Il cognato del presidente Fontana sotto accusa insieme ad altri cinque per sfruttamento di manodopera nella produzione di capi Paul&Shark.

Andrea Dini, cognato del presidente della Regione Lombardia Attilio Fontana, è indagato insieme ad altre cinque persone dalla procura di Milano per un presunto caso di caporalato nel settore della moda, collegato alla produzione di capi per il brand Paul&Shark.
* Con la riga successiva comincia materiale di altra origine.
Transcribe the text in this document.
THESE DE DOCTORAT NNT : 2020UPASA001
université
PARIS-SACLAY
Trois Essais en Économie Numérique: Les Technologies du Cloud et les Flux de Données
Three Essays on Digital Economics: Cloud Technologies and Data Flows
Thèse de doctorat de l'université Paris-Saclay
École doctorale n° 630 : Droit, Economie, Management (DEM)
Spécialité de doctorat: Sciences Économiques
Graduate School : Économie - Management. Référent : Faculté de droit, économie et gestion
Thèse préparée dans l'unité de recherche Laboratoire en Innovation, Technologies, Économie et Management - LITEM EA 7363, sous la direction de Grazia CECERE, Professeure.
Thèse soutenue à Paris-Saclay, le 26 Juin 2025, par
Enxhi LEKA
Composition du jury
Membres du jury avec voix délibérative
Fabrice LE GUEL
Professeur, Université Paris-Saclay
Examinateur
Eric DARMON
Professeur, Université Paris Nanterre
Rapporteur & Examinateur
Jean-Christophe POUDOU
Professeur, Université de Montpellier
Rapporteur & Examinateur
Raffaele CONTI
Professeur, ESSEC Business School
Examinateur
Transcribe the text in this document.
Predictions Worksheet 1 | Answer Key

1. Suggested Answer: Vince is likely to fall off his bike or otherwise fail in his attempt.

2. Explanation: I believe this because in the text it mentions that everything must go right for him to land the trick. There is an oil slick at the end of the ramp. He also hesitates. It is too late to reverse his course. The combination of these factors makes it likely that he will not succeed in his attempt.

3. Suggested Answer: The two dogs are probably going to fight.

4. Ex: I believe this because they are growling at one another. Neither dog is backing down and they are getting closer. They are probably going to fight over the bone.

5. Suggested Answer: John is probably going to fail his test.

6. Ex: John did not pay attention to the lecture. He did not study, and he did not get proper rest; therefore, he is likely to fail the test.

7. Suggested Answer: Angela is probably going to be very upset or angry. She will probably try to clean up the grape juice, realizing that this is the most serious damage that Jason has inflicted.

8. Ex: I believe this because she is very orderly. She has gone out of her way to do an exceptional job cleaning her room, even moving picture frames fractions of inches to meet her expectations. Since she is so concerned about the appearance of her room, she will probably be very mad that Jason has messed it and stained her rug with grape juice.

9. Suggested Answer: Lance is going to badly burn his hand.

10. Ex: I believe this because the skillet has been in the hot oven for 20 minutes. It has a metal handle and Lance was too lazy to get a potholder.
Dini era già noto per la vicenda dei camici forniti alla Regione, poi archiviata, ed era amministratore della società Dama Spa, ora sotto inchiesta.

Martedì 17 marzo la Guardia di Finanza ha eseguito un controllo giudiziario urgente sulla Dama Spa, disposto dai pm Paolo Storari e Daniela Bartolucci, misura che dovrà essere confermata da un gip entro dieci giorni.

Secondo l’accusa, la società avrebbe impiegato manodopera cinese “in stato di bisogno” per sette giorni alla settimana, dalle 8 del mattino alle 22 di sera, per la produzione dei capi Paul&Shark, con la sede principale delle attività a Varese.